Os autores do relatório "Financiar África: Onde está o dinheiro?", hoje divulgado, reconhecem a dificuldade em avaliar as necessidades financeiras devido à incoerência dos dados provenientes de diferentes fontes.
No entanto, defendem que o financiamento climático deve ser mantido separado do financiamento ao desenvolvimento.
"O financiamento da luta contra as alterações climáticas deve ser complementar e não apenas uma reclassificação do financiamento ao desenvolvimento já existente", lê-se.
O documento é o produto de contribuições de oradores de um evento da Fundação Mo Ibrahim que estava previsto para Abril na Nigéria, mas que foi cancelado devido à instabilidade naquele país.
Segundo o relatório, actualmente a Ajuda Pública ao Desenvolvimento (APD) de doadores ocidentais representa quase 10% dos recursos financeiros do continente.
Esta ajuda é dirigida principalmente para a saúde e a educação devido às condições impostas pelos doadores, o que limita o seu impacto.
Como alternativa, os países africanos têm recorrido cada vez mais a financiamento de países não ocidentais, como a China, Arábia Saudita, Índia ou Rússia.
No relatório, a fundação alerta para o aumento dos custos relacionados com a dívida, que triplicaram desde 2009, e para a complexidade dos contratos.
Em 2022, São Tomé e Príncipe, Cabo Verde e Djibuti foram os maiores beneficiários de APD per capita em África, enquanto Angola tem o custo mais elevado do serviço da dívida pública externa do continente, que ascende a 72,1% da sua despesa pública, segundo o relatório.
A solução poderá estar nos recursos internos, os quais, segundo a União Africana (UA), podem cobrir, em média, entre 75% e 90% das necessidades de financiamento da Agenda 2063, o plano da UA para alcançar um desenvolvimento socioeconómico inclusivo e sustentável em 50 anos.
A prevenção de fraudes através de Fluxos Financeiros Ilícitos (IFF) poderia aumentar os recursos até 100 mil milhões de dólares por ano (93 mil milhões de euros), refere-se no documento, ultrapassando tanto a APD recebida (81 mil milhões de dólares por ano, 75 mil milhões de euros) como as remessas enviadas para o continente (97 mil milhões de dólares por ano, 90 mil milhões de euros).
Os autores destacam a importância de tornar os sistemas fiscais mais eficientes, e de alavancar o impacto das remessas, fundos soberanos, fundos de pensões e riqueza privada.
Como exemplo, indicam que Tanzânia, Angola e Costa do Marfim estão a aumentar as receitas fiscais graças à digitalização ou introdução de novos impostos.
Por outro lado, reformas monetárias na Nigéria, Tanzânia e Angola estão a promover a estabilidade dos preços e o acesso a moeda estrangeira, aumentando a confiança de empresas, consumidores e investidores.

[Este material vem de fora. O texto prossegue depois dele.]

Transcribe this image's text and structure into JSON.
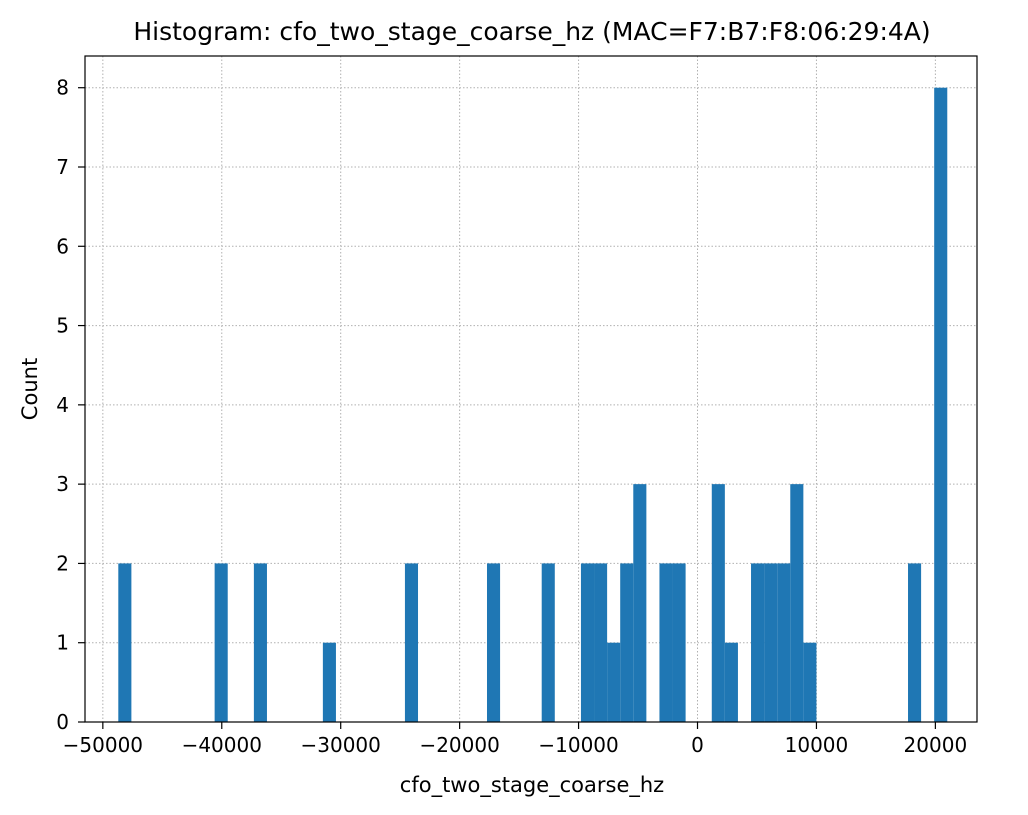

O relatório refere ainda o potencial da monetização dos activos verdes de África, incluindo a biodiversidade, minerais críticos e o potencial de captação de carbono para desbloquear recursos financeiros.
"Precisamos de uma mudança completa de paradigma. Não se trata de África vir ao mundo desenvolvido com uma mão a pedir esmola e os países desenvolvidos considerarem quanto mais podem prometer. O que está em causa é o uso de dinheiro de forma mais racional e não apenas mais dinheiro", afirmou o fundador e presidente da Fundação Mo Ibrahim, em comunicado.
O empresário e filantropo sudanês Mo Ibrahim vincou: "Temos de aplicar a boa governação para garantir que estes activos são adequadamente aproveitados para os melhores interesses dos nossos povos".